I think of how those very stars

Shine on my loved one too,

And wonder if she thinks of me tonight.

Pte Jim Baker NX 139320

Moratai NEI, 1944

The Unwrapped Chocolate Soldier

You saw him in your town a-strolling down the street,

You saw him in his uniform that always looked so neat,

You heard him in the dance hall, with your hand upon his shoulder

Cursing fate and his bad luck — the Unwrapped Chocolate Soldier.

You labelled him a coward, because he did not fight,

You thought he didn't have the guts to stick up for the right,

You heard him in the bar, and if you felt a little bolder,

You didn't hesitate to say — another Chocolate Soldier

But how your song is different when war is at your door.

You rarely hear the saying ‘Chocolate Soldier' any more,

By heaven you'll thank your Maker, before you are much older,

For the man who kept the Japs away — the Unwrapped Chocolate Soldier.

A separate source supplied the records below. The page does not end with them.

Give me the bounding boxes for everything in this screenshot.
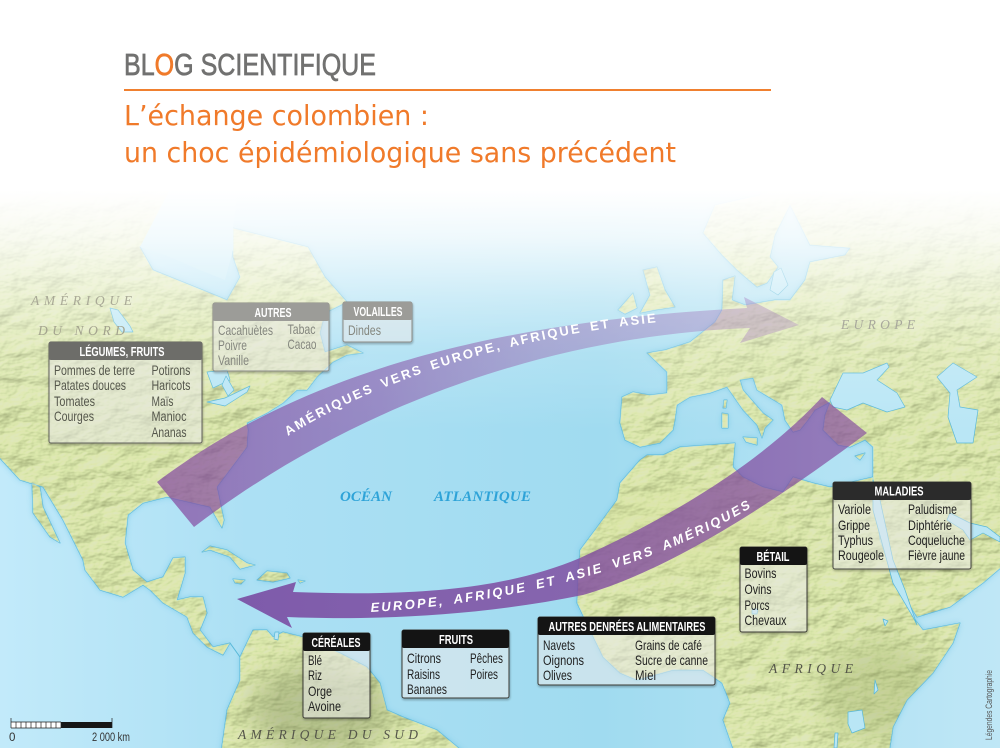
- panel: légumes, fruits: Manioc: [152, 408, 186, 424]
- panel: volailles: VOLAILLES: [354, 304, 403, 319]
- panel: légumes, fruits: Haricots: [152, 377, 190, 393]
- panel: légumes, fruits: Patates douces: [54, 377, 126, 393]
- panel: maladies: Rougeole: [838, 547, 884, 563]
- panel: maladies: Fièvre jaune: [908, 547, 965, 563]
- panel: maladies: Diphtérie: [908, 517, 952, 533]
- seas and lakes: [110, 170, 1000, 748]
- panel: fruits: Poires: [470, 666, 498, 682]
- panel: maladies: Paludisme: [908, 501, 957, 517]
- panel: maladies: [833, 482, 971, 569]
- scale bar: 2 000 km: [92, 732, 130, 744]
- panel: autres: Cacahuètes: [218, 322, 273, 338]
- panel: bétail: Bovins: [744, 565, 776, 581]
- panel: autres: AUTRES: [254, 305, 292, 320]
- panel: légumes, fruits: Potirons: [152, 362, 190, 378]
- panel: légumes, fruits: Maïs: [152, 393, 174, 409]
- panel: fruits: FRUITS: [439, 632, 473, 647]
- header rule: [124, 89, 771, 91]
- panel: céréales: Orge: [308, 683, 332, 699]
- panel: légumes, fruits: Tomates: [54, 393, 95, 409]
- panel: légumes, fruits: Pommes de terre: [54, 362, 135, 378]
- place labels: AMÉRIQUE: [30, 293, 133, 308]
- place labels: EUROPE: [840, 317, 916, 332]
- title: [124, 100, 676, 169]
- panel: céréales: Blé: [308, 652, 322, 668]
- panel: autres denrées alimentaires: Sucre de canne: [635, 652, 708, 668]
- place labels: [30, 293, 916, 742]
- panel: maladies: Variole: [838, 501, 871, 517]
- arrow: Europe, Africa, Asia to Americas: [237, 397, 867, 628]
- panel: volailles: Dindes: [348, 322, 381, 338]
- place labels: DU NORD: [37, 323, 125, 338]
- panel: autres: Vanille: [218, 352, 249, 368]
- panel: bétail: BÉTAIL: [756, 549, 790, 564]
- panel: bétail: [740, 547, 807, 632]
- panel: autres: Cacao: [288, 336, 317, 352]
- credit: Légendes Cartographie: [984, 670, 994, 740]
- panel: autres: Poivre: [218, 337, 247, 353]
- panel: céréales: Avoine: [308, 698, 341, 714]
- panel: céréales: Riz: [308, 667, 322, 683]
- panel: légumes, fruits: Ananas: [152, 424, 186, 440]
- panel: fruits: Citrons: [407, 650, 441, 666]
- panel: bétail: Porcs: [744, 597, 770, 613]
- panel: fruits: Pêches: [470, 650, 503, 666]
- place labels: OCÉAN: [340, 488, 393, 505]
- place labels: ATLANTIQUE: [433, 489, 531, 505]
- panel: céréales: [303, 633, 370, 718]
- scale bar: 0: [9, 732, 15, 744]
- panel: autres denrées alimentaires: AUTRES DENRÉES ALIMENTAIRES: [548, 619, 706, 634]
- panel: légumes, fruits: [49, 342, 202, 443]
- top fade to white: [0, 190, 1000, 430]
- panel: autres: [213, 303, 329, 371]
- panel: autres denrées alimentaires: Grains de café: [635, 637, 702, 653]
- map background: [0, 204, 1000, 748]
- panel: autres denrées alimentaires: Oignons: [543, 652, 584, 668]
- panel: maladies: MALADIES: [874, 484, 924, 498]
- panel: bétail: Ovins: [744, 581, 772, 597]
- arrow label: EUROPE, AFRIQUE ET ASIE VERS AMÉRIQUES: [371, 500, 750, 612]
- panel: maladies: Grippe: [838, 517, 870, 533]
- panel: légumes, fruits: LÉGUMES, FRUITS: [80, 344, 165, 359]
- arrow: Americas to Europe, Africa, Asia: [157, 297, 799, 527]
- place labels: AFRIQUE: [768, 661, 854, 676]
- panel: autres denrées alimentaires: [538, 617, 715, 685]
- panel: maladies: Coqueluche: [908, 532, 965, 548]
- panel: bétail: Chevaux: [744, 612, 786, 628]
- panel: légumes, fruits: Courges: [54, 408, 94, 424]
- panel: fruits: [402, 630, 509, 698]
- place labels: AMÉRIQUE DU SUD: [237, 727, 418, 742]
- panel: céréales: CÉRÉALES: [312, 635, 361, 650]
- panel: fruits: Bananes: [407, 681, 447, 697]
- panel: autres: Tabac: [288, 321, 316, 337]
- scale bar: [9, 718, 130, 744]
- logo: Blog Scientifique: BLOG SCIENTIFIQUE: [124, 47, 376, 82]
- panel: volailles: [343, 302, 412, 342]
- arrow label: AMÉRIQUES VERS EUROPE, AFRIQUE ET ASIE: [286, 314, 656, 436]
- panel: autres denrées alimentaires: Olives: [543, 667, 572, 683]
- title: un choc épidémiologique sans précédent: [124, 137, 676, 169]
- title: L’échange colombien :: [124, 100, 429, 132]
- panel: autres denrées alimentaires: Navets: [543, 637, 575, 653]
- panel: maladies: Typhus: [838, 532, 873, 548]
- panel: autres denrées alimentaires: Miel: [635, 667, 656, 683]
- panel: fruits: Raisins: [407, 666, 440, 682]
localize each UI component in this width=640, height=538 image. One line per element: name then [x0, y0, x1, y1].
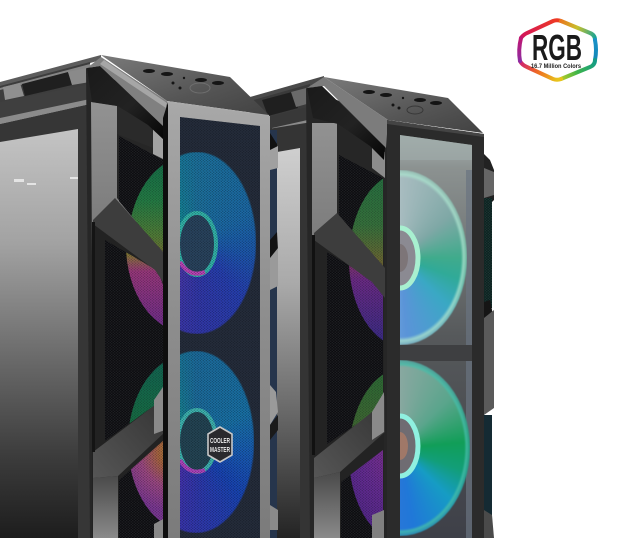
right case rear top band [250, 76, 324, 538]
badge title: RGB [532, 27, 582, 68]
left case front frame [168, 103, 270, 538]
right case front fan 2 [400, 345, 472, 536]
Cooler Master logo badge: COOLER [210, 436, 230, 445]
badge outline [519, 20, 596, 80]
product photo: right PC case [250, 76, 494, 538]
left case rear top band [0, 55, 101, 538]
right case dark middle frame [314, 235, 384, 538]
left case outer side details [270, 130, 278, 538]
Cooler Master logo badge [208, 427, 232, 462]
Cooler Master logo badge: MASTER [210, 445, 230, 454]
right case black glossy wedge [307, 86, 385, 160]
left case front fan 1 [180, 152, 256, 334]
left case side pillar [91, 102, 162, 256]
RGB 16.7 Million Colors badge [519, 20, 596, 80]
right case front fan 1 [400, 136, 472, 538]
black separator [163, 102, 168, 538]
mesh texture overlay [180, 117, 260, 538]
product photo: left PC case [0, 55, 278, 538]
left case front mesh [180, 117, 260, 538]
right case front frame [387, 120, 484, 538]
left case front fan 2 [180, 351, 254, 533]
right case top panel [307, 77, 483, 160]
left case top panel [87, 55, 269, 140]
left case side glass [0, 129, 78, 538]
right case side pillar [312, 123, 360, 268]
left side mesh windows with fans [105, 136, 163, 538]
badge caption: 16.7 Million Colors [531, 64, 582, 70]
right case body base [306, 88, 388, 538]
right side mesh windows with fans [327, 155, 383, 538]
left case glass reflections [14, 177, 78, 185]
right case diagonal bands [312, 145, 385, 538]
left case dark middle frame [92, 222, 164, 538]
left case black glossy wedge [87, 66, 165, 140]
left case diagonal bands [92, 106, 165, 538]
right case side glass [277, 148, 300, 538]
left case body base [86, 68, 167, 538]
right case outer side details [484, 154, 494, 538]
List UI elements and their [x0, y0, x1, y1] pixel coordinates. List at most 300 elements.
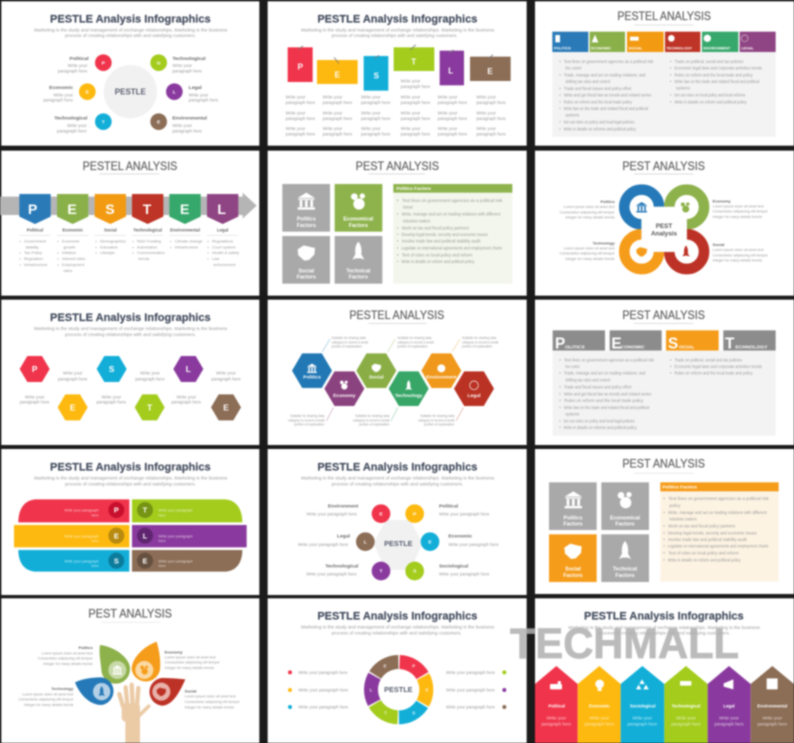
bar captions: here	[91, 513, 99, 517]
factor tiles: Technical	[346, 268, 371, 274]
callout text: Suitable for sharing data	[462, 336, 496, 340]
labels left: paragraph here	[57, 128, 87, 133]
callout text: category to record a small	[462, 340, 499, 344]
intro text: Marketing is the study and management of exchange relationships. Marketing is the business	[568, 625, 760, 630]
hexagons: E	[223, 402, 229, 412]
sticky notes: P	[298, 62, 304, 71]
title: PESTLE Analysis Infographics	[50, 461, 211, 473]
note text: Write your	[361, 95, 381, 100]
note text: Write your	[438, 126, 458, 131]
hexagons	[20, 356, 241, 420]
note text: Write your	[476, 111, 497, 116]
intro text: Marketing is the study and management of exchange relationships. Marketing is the business	[34, 475, 227, 480]
bar badges: E	[114, 531, 119, 540]
heading: PEST ANALYSIS	[622, 159, 705, 173]
column headings: Technological	[133, 228, 162, 233]
note text: Write your	[401, 111, 421, 116]
callout text: Suitable for sharing data	[397, 336, 432, 340]
letter circles: P	[413, 511, 417, 517]
panel: PESTEL table	[535, 1, 794, 146]
centre square	[630, 195, 699, 264]
bar captions: Write your paragraph	[158, 534, 193, 538]
centre circle: PESTLE	[115, 88, 147, 97]
letter circles: E	[86, 89, 90, 95]
bullet lists: rates	[63, 268, 72, 273]
detail box: • Text lines on government agencies as a political risk	[663, 496, 769, 501]
panel: PEST letters table	[535, 300, 794, 445]
sticky notes	[288, 47, 511, 91]
callout text: portion of explanation	[359, 423, 390, 427]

You don't know how he cursed the flies, and swore at dirt and heat,

He put away the uniform that always looked so neat,

He wears a pair of ragged shorts, a shirt when it is cooler,

He puts up with pests and flies — the Unwrapped Chocolate Soldier.

He is living in a reeking tent, his rations often short,

He thinks of all the steak and eggs and the beer that once he bought,

But when the bombers fill the skies his rage begins to smoulder,

When he sees his cobbers fall and die — the Unwrapped Chocolate Soldier.

His ack-ack guns and small arms too were shields to your defence,

His body first to take the blow and if you are not too dense;

You'll take your hat off to the man, before you are much older,

The man you used to spurn and rail — another Chocolate Soldier.